Digo isso porque, não raro, ao navegar pela internet, deparo com depoimentos, muitos dos quais escritos por gente culta e bem articulada, contendo diagnósticos demolidores sobre pessoas, apenas porque estas se vestem de determinada maneira ou porque defendem um ponto de vista diferente sobre determinado tema, em geral, um tema banal. Julgam a pessoa pela aparência, sem se preocupar em saber como ela é realmente, sem pensar que aquela pessoa que, à primeira vista, parece tão deplorável, poderia se tornar um grande amigo. A internet está repleta de comentários raivosos e arrogantes que desqualificam gratuitamente fulano ou beltrano porque ele é um "mauricinho" (?), ou tem um gosto literário duvidoso, ou votou no candidato tal ou porque "gosta de aparecer", e por aí vai. A lista de impropérios é infinita. Não entendo o que motiva esses ataques. Inveja? Ressentimento por saber que suas opiniões não serão acolhidas de forma unânime e que sempre haverá a possibilidade de vozes consistentes virem contestá-las? Uma ânsia de impor a própria maneira de ser e de pensar, disfarçando, assim, uma íntima e incômoda sensação de insegurança e menos-valia? Um apego demasiadamente romântico e irracional a certos ideais, estilos de vida ou preferências estéticas e culturais, a ponto de enxergar em alguém que pense ou aja de outra maneira, um inimigo? Já ouvi de pessoas que adoram se definir como modernas e despidas de preconceitos, declarações pretensamente libertárias que, no fundo, revelavam uma altíssima voltagem de intolerância, quase beirando o ódio. Da mesma maneira, tive a satisfação de presenciar inúmeras vezes a aproximação de pessoas que, a princípio se estranhavam e que acabaram se tornando grandes amigos. Nesse ponto, eu rezo pela cartilha de Jorge Amado, que foi, durante décadas, grande amigo de Adonias Filho, embora ambos os escritores tivessem sérias divergências ideológicas. Homem de esquerda, Jorge Amado afirmava, com orgulho, que Adonias Filho, que fora integralista e apoiara o golpe militar de 1964, não era seu inimigo e, sim, um adversário no campo das idéias políticas. Um depoimento desses é uma verdadeira lição de vida, que nunca se esquece. É desse grau de amadurecimento que as pessoas andam precisando. Seja na vida real ou na virtual, uma vez que ambas se complementam.
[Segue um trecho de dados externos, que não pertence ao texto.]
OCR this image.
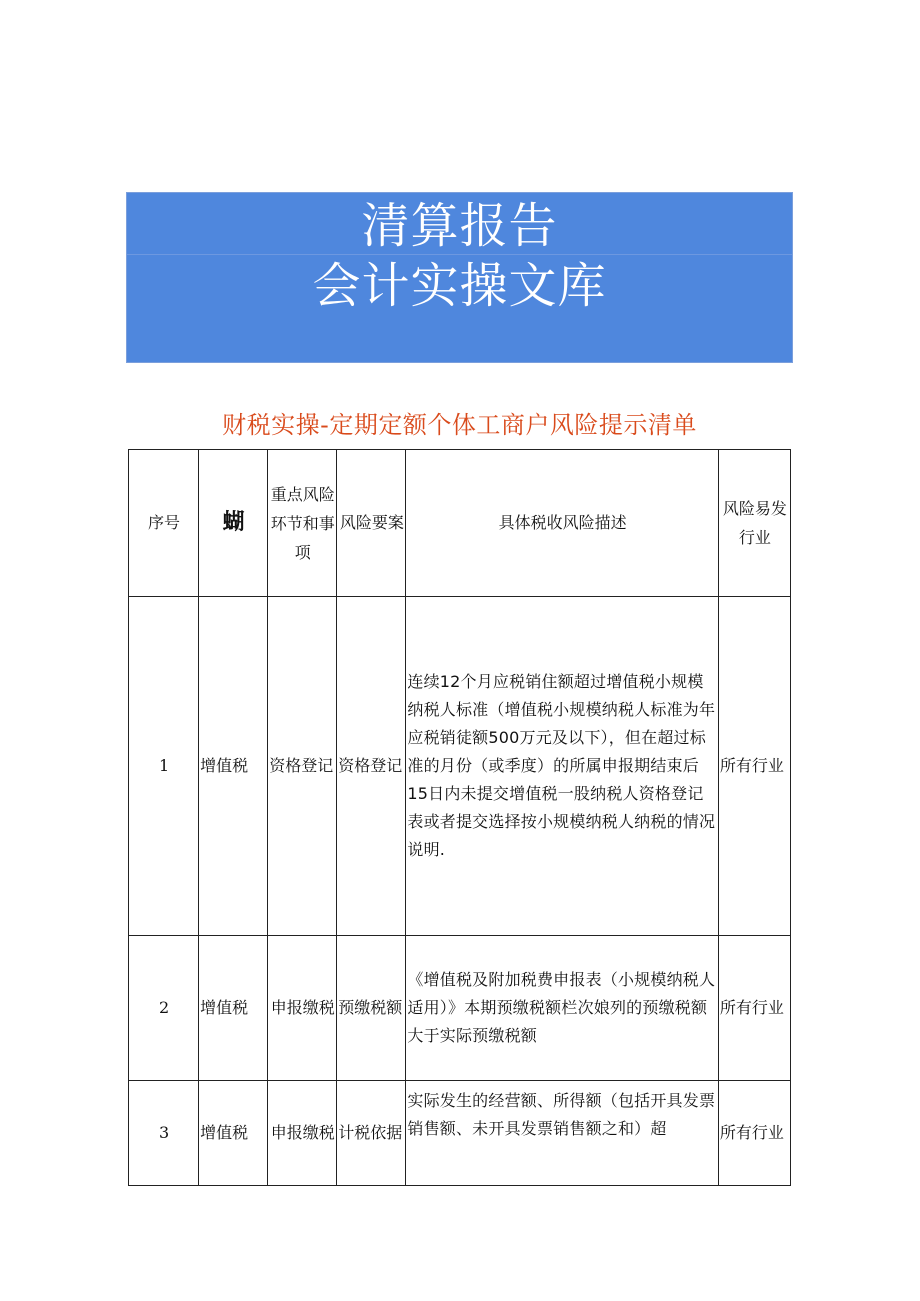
清算报告
会计实操文库
财税实操-定期定额个体工商户风险提示清单
序号	蝴	重点风险环节和事项	风险要案	具体税收风险描述	风险易发行业
1	增值税	资格登记	资格登记	连续12个月应税销住额超过增值税小规模纳税人标准（增值税小规模纳税人标准为年应税销徒额500万元及以下），但在超过标准的月份（或季度）的所属申报期结束后15日内未提交增值税一股纳税人资格登记表或者提交选择按小规模纳税人纳税的情况说明.	所有行业
2	增值税	申报缴税	预缴税额	《增值税及附加税费申报表（小规模纳税人适用）》本期预缴税额栏次娘列的预缴税额大于实际预缴税额	所有行业
3	增值税	申报缴税	计税依据	实际发生的经营额、所得额（包括开具发票销售额、未开具发票销售额之和）超	所有行业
Entretanto, apesar da minha crescente decepção com o ser humano, reforçada por todos esses anos de convívio com a internet, tenho esperanças de que as coisas podem sempre melhorar. Ainda porque existem no mundo ilhas de civilidade, sabedoria, caráter e inteligência e graças a elas o mundo terá sempre um lastro que ajudará a atenuar a acelerada rota de decadência na qual nos encontramos. Já aos intolerantes de carteirinha, vai uma dica amiga: procurem conhecer melhor as pessoas antes de fazer mau juízo delas. Comunistas e capitalistas, mauricinhos e descolados, apreciadores de funk e de ópera, ateus e religiosos, conservadores e libertários, leitores de Harry Potter e de Ulisses, todos podem se tornar amigos ou, ao menos, conviver de forma agradável e civilizada, desde que entendam que uma das poucas certezas do mundo é a sua diversidade. A multiplicidade é uma das maiores riquezas da humanidade e o convívio com pessoas diferentes é uma chance preciosa de alargar a nossa percepção sobre a realidade e descobrir que, no fim das contas, as coisas realmente importantes são poucas e triviais. E que é perda total de tempo e de energia alimentar animosidades e preconceitos inúteis, enquanto a vida pode ser muito generosa e, sobretudo, simples.